With a strong knowledge of the Texas energy industry and a long list of accomplishments over the past five years at the Railroad Commission, I am asking the voters of Texas to elect me to a second term so we can continue the good work we are doing to safely grow this important industry and secure our state’s long-term energy success.
What percentage of your campaign donations comes from individuals? What percentage comes from PACs?
Christi Craddick: I would estimate 75-80% from individuals, 25-20% from PACs.
What regulations should be applied to the fracking industry, to prevent the danger of seismic activity?
Christi Craddick: The Commission’s highest priority is to protect our citizens, ensure their safety and the safety of our resources. We have monitored closely the earthquakes that have occurred within our state and put in place regulations that have helped us manage any potential for seismic activity.
In March of 2014, the Commission hired a seismologist, Dr. Craig Pearson, with the objective to develop a broad understanding of the impact of oil and gas extraction activities on the day-to-day lives of Texas residents. Since then, Dr. Pearson has worked with both the institutions studying the issue and the companies producing energy in the area to ensure that both the Commission and those studying seismic occurrences have the data necessary to properly determine the root cause of seismic activity. Last year, the Commission hired a new seismologist, Dr. Aaron Velasco, when Dr. Pearson was hired to manage our Midland district office.

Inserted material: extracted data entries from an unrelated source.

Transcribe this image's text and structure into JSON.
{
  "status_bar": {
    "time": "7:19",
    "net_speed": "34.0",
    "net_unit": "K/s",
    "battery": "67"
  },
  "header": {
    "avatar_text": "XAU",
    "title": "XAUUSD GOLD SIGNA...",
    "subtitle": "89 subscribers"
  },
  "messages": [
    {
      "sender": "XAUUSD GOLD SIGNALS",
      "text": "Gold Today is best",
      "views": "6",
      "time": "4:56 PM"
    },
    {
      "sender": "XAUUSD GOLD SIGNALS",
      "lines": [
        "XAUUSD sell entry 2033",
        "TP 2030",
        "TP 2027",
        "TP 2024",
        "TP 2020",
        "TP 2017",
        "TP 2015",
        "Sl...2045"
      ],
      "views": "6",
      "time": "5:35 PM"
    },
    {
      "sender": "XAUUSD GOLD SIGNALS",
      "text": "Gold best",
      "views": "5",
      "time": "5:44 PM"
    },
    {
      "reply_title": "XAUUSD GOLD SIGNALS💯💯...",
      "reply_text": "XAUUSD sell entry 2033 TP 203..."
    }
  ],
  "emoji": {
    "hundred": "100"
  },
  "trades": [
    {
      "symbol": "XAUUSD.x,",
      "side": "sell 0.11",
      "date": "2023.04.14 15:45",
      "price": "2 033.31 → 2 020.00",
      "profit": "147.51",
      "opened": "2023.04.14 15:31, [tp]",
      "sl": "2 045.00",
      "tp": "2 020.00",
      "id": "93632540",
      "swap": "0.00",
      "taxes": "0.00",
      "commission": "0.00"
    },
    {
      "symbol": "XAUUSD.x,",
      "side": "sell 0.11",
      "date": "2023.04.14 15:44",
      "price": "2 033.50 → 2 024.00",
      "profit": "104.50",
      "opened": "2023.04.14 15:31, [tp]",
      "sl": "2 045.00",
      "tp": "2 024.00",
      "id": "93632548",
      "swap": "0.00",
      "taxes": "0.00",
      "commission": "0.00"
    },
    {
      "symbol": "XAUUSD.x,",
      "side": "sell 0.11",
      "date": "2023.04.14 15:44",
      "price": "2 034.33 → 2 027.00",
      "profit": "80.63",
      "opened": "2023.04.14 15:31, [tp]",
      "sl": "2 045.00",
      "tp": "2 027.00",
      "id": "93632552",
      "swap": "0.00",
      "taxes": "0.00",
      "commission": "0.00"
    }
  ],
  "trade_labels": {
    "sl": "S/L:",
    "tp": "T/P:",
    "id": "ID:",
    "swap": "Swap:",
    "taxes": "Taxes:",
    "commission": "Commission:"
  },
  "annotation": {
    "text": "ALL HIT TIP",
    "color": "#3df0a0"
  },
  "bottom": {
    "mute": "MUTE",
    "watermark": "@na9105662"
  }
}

In 2014, the Commission also adopted new rules that are some of the most stringent in the nation. They require additional permit application information such as logs, geologic cross-sections, and / or structure maps, for an injection well in an area where seismic conditions may exist; and the rule amendment clarifies that the Commission has the authority to modify, suspend, or terminate a permit if need be. We routinely reject an application for disposal / injection wells if it doesn’t meet our standards.
The Legislature has also funded UT Austin BEG for the purpose of establishing a program (TexNET) that will deploy seismometers and continue to collect data on the issue. The Commission is currently working with TexNET to better understand seismic activity in Texas. Until we have a firm footing and more data available, the Commission feels that our rule is the proper tool to allow us to act as needed.
Is the Railroad Commission adequately identifying and plugging abandoned oil wells that can threaten our groundwater? What improvements could be made?
Christi Craddick: Yes. The Railroad Commission’s top priority is protecting the environment and our freshwater resources. Every abandoned well in Texas is regularly assessed and prioritized for plugging.
How can the Railroad Commission meet its goals with less revenue as the price of oil drops and as solar and wind become more popular?
Christi Craddick: The Railroad Commission is a self-funded agency. The cost for the Railroad Commission to do its job should equate to the fees we charge companies to do business in Texas. If activity (or the price of oil) declines, we shift more resources to inspections and downsize as needed. We effectively made these kinds of adjustments during the recent downturn in the oil and gas industry.